I don’t make New Year’s Revolutions but I would like to make a few changes in my life. For the record I am blessed with the two best friends a man could have and I don’t particularly want to add stuff. I bought the best camera I’ve ever owned last month. I have a couple of pretty good computers and plenty of pocket electronics. I don’t need an airplane.

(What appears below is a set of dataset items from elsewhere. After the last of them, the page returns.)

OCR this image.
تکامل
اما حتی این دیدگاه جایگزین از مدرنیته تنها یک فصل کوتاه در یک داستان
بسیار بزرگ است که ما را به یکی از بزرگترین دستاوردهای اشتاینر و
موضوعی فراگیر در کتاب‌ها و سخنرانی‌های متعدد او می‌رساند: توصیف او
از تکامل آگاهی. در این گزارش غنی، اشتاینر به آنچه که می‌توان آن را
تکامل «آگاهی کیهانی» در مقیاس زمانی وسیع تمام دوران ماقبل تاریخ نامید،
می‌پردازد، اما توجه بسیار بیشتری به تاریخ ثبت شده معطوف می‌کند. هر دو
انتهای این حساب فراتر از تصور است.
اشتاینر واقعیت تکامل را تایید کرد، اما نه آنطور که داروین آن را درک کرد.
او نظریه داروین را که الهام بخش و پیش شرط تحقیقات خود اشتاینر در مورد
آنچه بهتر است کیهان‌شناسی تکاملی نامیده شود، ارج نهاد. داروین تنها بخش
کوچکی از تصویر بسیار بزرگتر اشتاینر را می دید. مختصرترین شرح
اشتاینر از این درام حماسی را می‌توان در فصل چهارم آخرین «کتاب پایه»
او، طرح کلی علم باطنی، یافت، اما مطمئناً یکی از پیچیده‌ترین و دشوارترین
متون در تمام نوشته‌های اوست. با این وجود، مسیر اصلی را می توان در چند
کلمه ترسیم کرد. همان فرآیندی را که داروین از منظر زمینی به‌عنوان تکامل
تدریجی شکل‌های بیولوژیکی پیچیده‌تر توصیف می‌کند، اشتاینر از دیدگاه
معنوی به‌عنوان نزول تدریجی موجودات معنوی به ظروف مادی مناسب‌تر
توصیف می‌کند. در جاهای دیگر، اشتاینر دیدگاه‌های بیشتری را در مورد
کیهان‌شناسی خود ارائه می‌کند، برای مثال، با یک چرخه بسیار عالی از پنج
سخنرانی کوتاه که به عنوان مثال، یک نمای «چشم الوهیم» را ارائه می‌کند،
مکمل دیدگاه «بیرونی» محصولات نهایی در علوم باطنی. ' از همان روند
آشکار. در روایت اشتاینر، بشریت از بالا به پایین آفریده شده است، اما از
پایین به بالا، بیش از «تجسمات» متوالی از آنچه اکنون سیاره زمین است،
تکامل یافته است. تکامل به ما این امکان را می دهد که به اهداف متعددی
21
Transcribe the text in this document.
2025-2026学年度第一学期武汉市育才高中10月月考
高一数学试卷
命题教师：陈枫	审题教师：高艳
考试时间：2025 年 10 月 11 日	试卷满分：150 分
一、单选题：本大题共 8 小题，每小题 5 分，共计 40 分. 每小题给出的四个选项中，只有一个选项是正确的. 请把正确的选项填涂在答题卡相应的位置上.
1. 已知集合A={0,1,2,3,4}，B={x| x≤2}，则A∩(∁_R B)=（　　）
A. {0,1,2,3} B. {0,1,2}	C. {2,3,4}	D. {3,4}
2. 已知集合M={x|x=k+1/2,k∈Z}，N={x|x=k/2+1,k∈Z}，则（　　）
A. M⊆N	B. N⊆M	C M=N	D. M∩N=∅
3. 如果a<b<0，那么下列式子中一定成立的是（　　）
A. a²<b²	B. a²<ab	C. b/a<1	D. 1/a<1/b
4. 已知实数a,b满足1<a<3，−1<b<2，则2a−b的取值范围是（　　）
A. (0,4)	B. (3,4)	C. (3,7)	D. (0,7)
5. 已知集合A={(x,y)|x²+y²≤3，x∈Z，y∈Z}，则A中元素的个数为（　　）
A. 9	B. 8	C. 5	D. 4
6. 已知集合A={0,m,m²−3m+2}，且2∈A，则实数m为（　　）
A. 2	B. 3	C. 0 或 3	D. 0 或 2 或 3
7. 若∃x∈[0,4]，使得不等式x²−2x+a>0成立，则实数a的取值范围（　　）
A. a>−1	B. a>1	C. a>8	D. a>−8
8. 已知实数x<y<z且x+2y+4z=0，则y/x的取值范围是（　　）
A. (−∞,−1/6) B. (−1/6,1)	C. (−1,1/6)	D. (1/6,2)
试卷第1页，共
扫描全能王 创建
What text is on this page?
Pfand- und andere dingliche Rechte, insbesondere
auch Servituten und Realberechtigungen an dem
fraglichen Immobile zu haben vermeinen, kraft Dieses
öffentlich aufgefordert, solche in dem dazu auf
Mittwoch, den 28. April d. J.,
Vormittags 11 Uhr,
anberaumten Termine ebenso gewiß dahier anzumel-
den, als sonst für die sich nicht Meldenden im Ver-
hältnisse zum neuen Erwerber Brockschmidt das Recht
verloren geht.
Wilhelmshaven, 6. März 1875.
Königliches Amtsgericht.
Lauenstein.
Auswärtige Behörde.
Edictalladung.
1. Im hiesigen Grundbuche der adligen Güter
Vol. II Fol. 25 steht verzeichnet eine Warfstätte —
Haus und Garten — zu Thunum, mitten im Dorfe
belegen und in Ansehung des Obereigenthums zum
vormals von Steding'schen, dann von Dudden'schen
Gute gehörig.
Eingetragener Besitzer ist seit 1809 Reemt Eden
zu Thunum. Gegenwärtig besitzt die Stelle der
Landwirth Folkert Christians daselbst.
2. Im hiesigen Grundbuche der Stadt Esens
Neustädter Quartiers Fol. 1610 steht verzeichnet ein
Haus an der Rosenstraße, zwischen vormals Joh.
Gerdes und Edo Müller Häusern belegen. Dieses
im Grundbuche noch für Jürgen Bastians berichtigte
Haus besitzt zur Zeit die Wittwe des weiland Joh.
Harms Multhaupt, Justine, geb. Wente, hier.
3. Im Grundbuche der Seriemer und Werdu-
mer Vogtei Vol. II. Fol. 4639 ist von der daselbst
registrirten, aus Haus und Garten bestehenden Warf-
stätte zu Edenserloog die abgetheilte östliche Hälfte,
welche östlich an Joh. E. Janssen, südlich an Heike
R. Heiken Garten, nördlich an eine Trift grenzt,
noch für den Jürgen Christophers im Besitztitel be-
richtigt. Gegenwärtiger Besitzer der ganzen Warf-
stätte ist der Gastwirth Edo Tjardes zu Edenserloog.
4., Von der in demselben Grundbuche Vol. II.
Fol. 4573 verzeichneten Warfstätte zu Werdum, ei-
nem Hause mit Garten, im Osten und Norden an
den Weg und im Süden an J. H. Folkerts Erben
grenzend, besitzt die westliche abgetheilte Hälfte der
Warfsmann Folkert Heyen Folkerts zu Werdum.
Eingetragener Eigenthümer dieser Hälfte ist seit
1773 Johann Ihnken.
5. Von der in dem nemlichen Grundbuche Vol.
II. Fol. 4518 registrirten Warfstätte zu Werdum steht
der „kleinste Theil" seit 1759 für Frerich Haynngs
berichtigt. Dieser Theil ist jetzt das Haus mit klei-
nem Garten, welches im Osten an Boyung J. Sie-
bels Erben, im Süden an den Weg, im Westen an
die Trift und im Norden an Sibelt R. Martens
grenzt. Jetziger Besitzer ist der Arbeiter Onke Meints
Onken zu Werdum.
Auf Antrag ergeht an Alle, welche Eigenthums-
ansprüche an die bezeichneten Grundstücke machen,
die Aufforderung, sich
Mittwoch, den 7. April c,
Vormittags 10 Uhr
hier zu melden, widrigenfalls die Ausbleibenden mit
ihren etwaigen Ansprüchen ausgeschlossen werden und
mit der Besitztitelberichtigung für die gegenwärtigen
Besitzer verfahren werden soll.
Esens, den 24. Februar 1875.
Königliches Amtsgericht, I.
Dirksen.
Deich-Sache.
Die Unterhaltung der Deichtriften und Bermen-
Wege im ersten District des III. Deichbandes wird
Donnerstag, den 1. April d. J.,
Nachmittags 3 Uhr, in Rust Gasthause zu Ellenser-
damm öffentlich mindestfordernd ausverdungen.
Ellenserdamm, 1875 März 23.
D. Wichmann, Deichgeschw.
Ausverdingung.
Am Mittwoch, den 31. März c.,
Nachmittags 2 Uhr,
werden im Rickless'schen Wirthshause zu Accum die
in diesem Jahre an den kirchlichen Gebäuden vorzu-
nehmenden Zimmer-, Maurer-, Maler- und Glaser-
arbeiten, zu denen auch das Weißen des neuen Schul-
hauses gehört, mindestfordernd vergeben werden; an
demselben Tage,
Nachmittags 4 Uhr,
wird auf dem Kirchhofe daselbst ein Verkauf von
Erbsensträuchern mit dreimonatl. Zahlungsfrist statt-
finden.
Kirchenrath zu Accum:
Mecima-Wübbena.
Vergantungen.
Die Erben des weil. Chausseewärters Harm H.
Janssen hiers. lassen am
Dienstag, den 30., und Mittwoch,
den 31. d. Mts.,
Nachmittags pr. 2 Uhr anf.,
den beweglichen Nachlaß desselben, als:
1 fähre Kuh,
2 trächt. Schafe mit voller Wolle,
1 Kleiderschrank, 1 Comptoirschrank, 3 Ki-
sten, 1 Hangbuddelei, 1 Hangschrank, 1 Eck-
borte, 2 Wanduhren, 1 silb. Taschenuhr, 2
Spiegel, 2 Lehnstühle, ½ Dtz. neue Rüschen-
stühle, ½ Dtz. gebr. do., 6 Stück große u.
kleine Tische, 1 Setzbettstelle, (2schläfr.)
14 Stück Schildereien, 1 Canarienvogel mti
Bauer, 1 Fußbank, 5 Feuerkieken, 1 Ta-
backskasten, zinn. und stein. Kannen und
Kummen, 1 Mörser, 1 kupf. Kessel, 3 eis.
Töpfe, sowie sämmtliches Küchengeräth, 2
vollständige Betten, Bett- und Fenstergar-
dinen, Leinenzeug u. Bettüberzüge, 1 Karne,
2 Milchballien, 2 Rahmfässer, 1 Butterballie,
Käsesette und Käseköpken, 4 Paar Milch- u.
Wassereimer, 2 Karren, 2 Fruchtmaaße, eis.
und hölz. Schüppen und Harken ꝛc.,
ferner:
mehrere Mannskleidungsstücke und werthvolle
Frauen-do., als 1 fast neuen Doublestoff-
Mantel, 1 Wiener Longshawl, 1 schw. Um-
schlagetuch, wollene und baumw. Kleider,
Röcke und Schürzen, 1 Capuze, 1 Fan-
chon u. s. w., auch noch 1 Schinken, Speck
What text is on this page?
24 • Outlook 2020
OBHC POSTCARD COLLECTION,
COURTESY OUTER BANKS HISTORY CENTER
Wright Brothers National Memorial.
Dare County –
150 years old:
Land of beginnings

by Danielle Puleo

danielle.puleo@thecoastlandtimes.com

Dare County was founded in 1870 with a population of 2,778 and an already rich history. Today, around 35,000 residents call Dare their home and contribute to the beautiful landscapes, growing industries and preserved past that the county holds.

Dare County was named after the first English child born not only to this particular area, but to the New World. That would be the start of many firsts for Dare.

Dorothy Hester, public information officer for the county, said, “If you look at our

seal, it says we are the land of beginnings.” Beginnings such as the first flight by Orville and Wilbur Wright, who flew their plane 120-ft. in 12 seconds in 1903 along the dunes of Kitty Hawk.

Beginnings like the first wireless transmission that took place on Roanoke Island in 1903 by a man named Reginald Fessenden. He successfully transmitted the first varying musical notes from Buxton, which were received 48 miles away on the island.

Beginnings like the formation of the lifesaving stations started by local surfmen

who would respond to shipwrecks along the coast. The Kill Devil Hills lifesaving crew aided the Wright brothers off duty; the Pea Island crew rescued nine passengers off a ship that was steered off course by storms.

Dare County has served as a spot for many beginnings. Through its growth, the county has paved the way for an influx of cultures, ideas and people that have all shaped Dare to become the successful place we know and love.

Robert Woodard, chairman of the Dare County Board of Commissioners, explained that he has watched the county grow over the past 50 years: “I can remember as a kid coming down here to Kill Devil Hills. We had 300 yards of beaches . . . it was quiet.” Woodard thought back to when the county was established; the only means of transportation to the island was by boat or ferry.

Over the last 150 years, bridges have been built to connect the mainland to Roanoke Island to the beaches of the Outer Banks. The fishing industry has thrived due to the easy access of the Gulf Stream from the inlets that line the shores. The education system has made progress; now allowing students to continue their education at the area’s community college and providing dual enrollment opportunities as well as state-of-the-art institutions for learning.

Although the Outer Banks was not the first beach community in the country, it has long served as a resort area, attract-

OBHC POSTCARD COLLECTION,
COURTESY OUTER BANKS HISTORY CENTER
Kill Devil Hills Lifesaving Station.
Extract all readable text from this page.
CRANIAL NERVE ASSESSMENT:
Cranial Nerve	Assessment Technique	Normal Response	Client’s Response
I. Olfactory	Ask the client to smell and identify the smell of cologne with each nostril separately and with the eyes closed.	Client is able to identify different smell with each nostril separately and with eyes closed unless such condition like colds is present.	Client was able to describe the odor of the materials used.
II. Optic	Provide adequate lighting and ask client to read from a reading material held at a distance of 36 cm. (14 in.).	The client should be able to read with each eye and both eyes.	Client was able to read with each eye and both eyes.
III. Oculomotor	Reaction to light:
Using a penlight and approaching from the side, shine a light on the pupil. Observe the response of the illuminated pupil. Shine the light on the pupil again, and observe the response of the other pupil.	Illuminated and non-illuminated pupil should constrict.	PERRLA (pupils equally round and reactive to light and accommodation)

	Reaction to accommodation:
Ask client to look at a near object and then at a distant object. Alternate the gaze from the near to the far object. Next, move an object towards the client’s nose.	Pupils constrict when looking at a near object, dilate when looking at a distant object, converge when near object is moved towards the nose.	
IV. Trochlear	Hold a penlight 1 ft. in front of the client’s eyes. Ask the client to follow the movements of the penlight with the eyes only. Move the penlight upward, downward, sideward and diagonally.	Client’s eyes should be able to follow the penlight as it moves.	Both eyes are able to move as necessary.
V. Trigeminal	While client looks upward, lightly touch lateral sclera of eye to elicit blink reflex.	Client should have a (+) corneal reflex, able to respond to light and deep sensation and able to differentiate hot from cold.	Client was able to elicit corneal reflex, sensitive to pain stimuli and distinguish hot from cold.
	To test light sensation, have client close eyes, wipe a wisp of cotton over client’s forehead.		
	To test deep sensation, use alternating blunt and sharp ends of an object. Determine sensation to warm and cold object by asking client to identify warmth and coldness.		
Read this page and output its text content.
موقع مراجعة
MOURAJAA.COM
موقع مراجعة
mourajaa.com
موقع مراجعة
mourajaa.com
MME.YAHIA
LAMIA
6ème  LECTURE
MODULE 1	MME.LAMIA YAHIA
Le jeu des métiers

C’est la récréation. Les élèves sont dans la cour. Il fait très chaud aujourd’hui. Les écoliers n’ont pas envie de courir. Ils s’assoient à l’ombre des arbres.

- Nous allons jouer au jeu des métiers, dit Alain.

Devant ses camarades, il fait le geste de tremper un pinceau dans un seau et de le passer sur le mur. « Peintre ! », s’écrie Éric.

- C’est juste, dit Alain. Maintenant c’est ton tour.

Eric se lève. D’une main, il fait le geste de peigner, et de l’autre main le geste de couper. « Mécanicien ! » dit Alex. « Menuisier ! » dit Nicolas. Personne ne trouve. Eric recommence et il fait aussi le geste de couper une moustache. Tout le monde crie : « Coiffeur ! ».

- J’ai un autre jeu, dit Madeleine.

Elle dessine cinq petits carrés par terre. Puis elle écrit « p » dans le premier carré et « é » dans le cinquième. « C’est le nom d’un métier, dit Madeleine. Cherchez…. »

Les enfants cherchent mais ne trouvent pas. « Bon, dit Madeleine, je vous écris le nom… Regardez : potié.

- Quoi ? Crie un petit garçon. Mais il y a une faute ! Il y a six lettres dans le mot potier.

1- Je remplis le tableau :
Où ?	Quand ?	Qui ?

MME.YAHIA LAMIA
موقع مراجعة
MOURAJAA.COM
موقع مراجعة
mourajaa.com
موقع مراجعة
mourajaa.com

I need time. See, this year I want to
hit a home run, even in the minors;
revisit the 40 states I’ve already photographed and visit the rest of them for the first time;
win the lottery;
hike to the bottom of the Grand Canyon (as long as there’s an elevator back up);
sell an invention;
sell 100 photographs;
sell a book;
and reduce my use of serial semi-colons.

Over the last couple of years, I’ve replaced or repaired most of the little things that plagued me and stole the time I needed to do all of the above:
the gas chainsaw that never ran (bought an electric);
the hydronic heating pipes that freeze in the winter (installed an antifreeze pumping system);
the satellite receiver that didn’t receive (they sent me another);
the IT client who lied to me, chewed up hours of time to repair stuff their prior service company did wrong, then refused to pay (shed same);
the pellet stove that stopped burning (I stopped trying to repair it and bought an exhaust fan);
my iPod dock (put a couple of powered speakers in service instead);
the slow leak in a couple of car tires that the fixes never seem to last and always seem flat when needed (ongoing);
and the new TV that hums in the external speakers (diagnosed but not fixed).

It’s time to stop having to fix the little stuff.

That all means 2013 will be the year Mr. Fixit puts a new roof on this house, digs up the sewer line, and has to drag the seawall out of the sea, innit. At least I shall endeavor not to take on new clients.

Happy New Year!


No man’s life, liberty, or property is safe while the legislature is in session.
— Mark Twain

Suppose you were an idiot. And suppose you were a Member of Congress. But I repeat myself.
–Mark Twain

There is no distinctly native American criminal class except Congress.
— Mark Twain

Thanks to the Congress, the public debt rose $3,009,622.24 between 11:59 a.m. and noon today.